The lawsuit filed in the US District Court for Western Washington details a racially-motivated assault, which allegedly took place last June.
The lawsuit alleges that a group of recruits was in a knot-tying class in one of the classrooms at the main Fire District building on June 7, 2022. That’s when one firefighter allegedly tied a noose around the neck of firefighter Elijah Page, who is Black, and simulated a lynching.
Six witness statements were included in the lawsuit, many of which recall Page telling the man to stop immediately and to never do it again, and that he found the whole thing extremely offensive.
A couple of the witness statements relayed that they thought the firefighter had intended his actions to be ‘humorous’, but that Page was not amused.
Page’s lawyer said the incident left him very shaken.
“He endured frankly the most humiliating and degrading experience of his life while working at the fire district, and it impacted him greatly,” said Angus Lee, a Senior Partner at the Angus Lee Law Firm.
In June 2022, Elijah Page had been with the Fire District for just a couple of months after transitioning out of a career with the sheriff’s office, where he was nominated as Deputy of the Year in 2020, and received various other awards during his tenure.
According to court records, the offending firefighter was fired just a couple of days later, but Chief Kristan Maurer assured him via email that she would keep the incident a secret from future employers and wrote that she empathized with his situation.
The lawsuit also alleges that the Fire District issued a gag order, and told Page not to tell anyone about the incident.
Lee says he believes the Fire District wanted to keep it under wraps ahead of a then upcoming fire station tax levy vote, worth up to $4 million in tax revenue. The levy passed successfully last August.
“They violated his first amendment rights, and they treated him poorly considering that he was the victim of a crime,” Lee said. “They were more concerned with the person who threw the noose around him, than they were with Mr. Page.”
Page was constructively discharged from his role later in 2022 due to what the lawsuit referred to as a hostile work environment, saying he no longer felt safe sleeping and working alongside his colleagues.

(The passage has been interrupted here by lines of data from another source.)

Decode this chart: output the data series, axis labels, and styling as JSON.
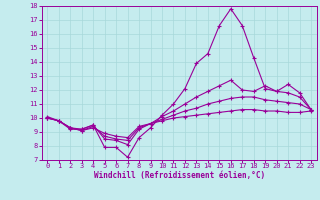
{
  "xlabel": "Windchill (Refroidissement éolien,°C)",
  "xlim": [
    -0.5,
    23.5
  ],
  "ylim": [
    7,
    18
  ],
  "yticks": [
    7,
    8,
    9,
    10,
    11,
    12,
    13,
    14,
    15,
    16,
    17,
    18
  ],
  "xticks": [
    0,
    1,
    2,
    3,
    4,
    5,
    6,
    7,
    8,
    9,
    10,
    11,
    12,
    13,
    14,
    15,
    16,
    17,
    18,
    19,
    20,
    21,
    22,
    23
  ],
  "bg_color": "#c5ecee",
  "line_color": "#990099",
  "grid_color": "#a8d8da",
  "lines": [
    {
      "x": [
        0,
        1,
        2,
        3,
        4,
        5,
        6,
        7,
        8,
        9,
        10,
        11,
        12,
        13,
        14,
        15,
        16,
        17,
        18,
        19,
        20,
        21,
        22,
        23
      ],
      "y": [
        10.1,
        9.8,
        9.2,
        9.2,
        9.5,
        7.9,
        7.9,
        7.2,
        8.6,
        9.3,
        10.2,
        11.0,
        12.1,
        13.9,
        14.6,
        16.6,
        17.8,
        16.6,
        14.3,
        12.1,
        11.9,
        12.4,
        11.8,
        10.6
      ]
    },
    {
      "x": [
        0,
        1,
        2,
        3,
        4,
        5,
        6,
        7,
        8,
        9,
        10,
        11,
        12,
        13,
        14,
        15,
        16,
        17,
        18,
        19,
        20,
        21,
        22,
        23
      ],
      "y": [
        10.0,
        9.8,
        9.3,
        9.2,
        9.5,
        8.5,
        8.4,
        8.1,
        9.2,
        9.6,
        10.1,
        10.5,
        11.0,
        11.5,
        11.9,
        12.3,
        12.7,
        12.0,
        11.9,
        12.3,
        11.9,
        11.8,
        11.5,
        10.6
      ]
    },
    {
      "x": [
        0,
        1,
        2,
        3,
        4,
        5,
        6,
        7,
        8,
        9,
        10,
        11,
        12,
        13,
        14,
        15,
        16,
        17,
        18,
        19,
        20,
        21,
        22,
        23
      ],
      "y": [
        10.0,
        9.8,
        9.3,
        9.1,
        9.4,
        8.7,
        8.5,
        8.4,
        9.3,
        9.6,
        9.9,
        10.2,
        10.5,
        10.7,
        11.0,
        11.2,
        11.4,
        11.5,
        11.5,
        11.3,
        11.2,
        11.1,
        11.0,
        10.6
      ]
    },
    {
      "x": [
        0,
        1,
        2,
        3,
        4,
        5,
        6,
        7,
        8,
        9,
        10,
        11,
        12,
        13,
        14,
        15,
        16,
        17,
        18,
        19,
        20,
        21,
        22,
        23
      ],
      "y": [
        10.0,
        9.8,
        9.3,
        9.1,
        9.3,
        8.9,
        8.7,
        8.6,
        9.4,
        9.6,
        9.8,
        10.0,
        10.1,
        10.2,
        10.3,
        10.4,
        10.5,
        10.6,
        10.6,
        10.5,
        10.5,
        10.4,
        10.4,
        10.5
      ]
    }
  ]
}
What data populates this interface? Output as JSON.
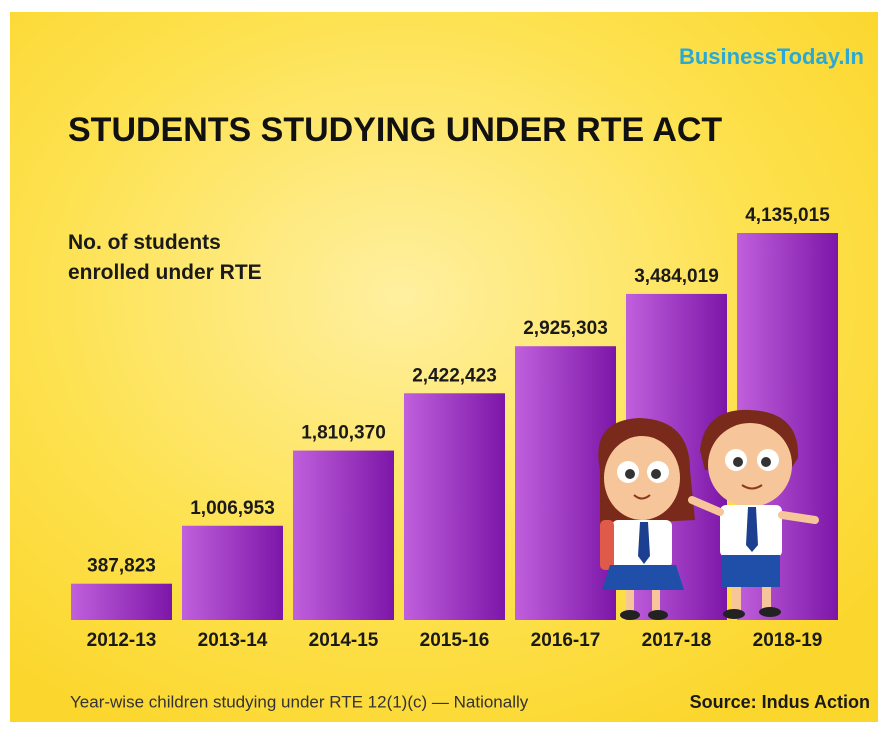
{
  "brand": "BusinessToday.In",
  "chart_data": {
    "type": "bar",
    "title": "STUDENTS STUDYING UNDER RTE ACT",
    "subtitle": "No. of students enrolled under RTE",
    "categories": [
      "2012-13",
      "2013-14",
      "2014-15",
      "2015-16",
      "2016-17",
      "2017-18",
      "2018-19"
    ],
    "values": [
      387823,
      1006953,
      1810370,
      2422423,
      2925303,
      3484019,
      4135015
    ],
    "value_labels": [
      "387,823",
      "1,006,953",
      "1,810,370",
      "2,422,423",
      "2,925,303",
      "3,484,019",
      "4,135,015"
    ],
    "color": "#8e24b8",
    "footnote": "Year-wise children studying under RTE 12(1)(c) — Nationally",
    "source": "Source: Indus Action"
  }
}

“How could he feel safe working in an environment where someone had thrown a noose around his neck and his coworkers simply watched it happen?” Lee said. “It’s embarrassing, it’s humiliating, it’s a criminal for a reason, and that’s something that can’t be lost here.”
Fox 12 Oregon reached out to Clark County Fire District 6 for a comment, but they tell us they are currently unable to comment on the case.
There will now be a 60-day waiting period for the Fire District and individual defendants to file responses, and then a trial will take place about a year from now.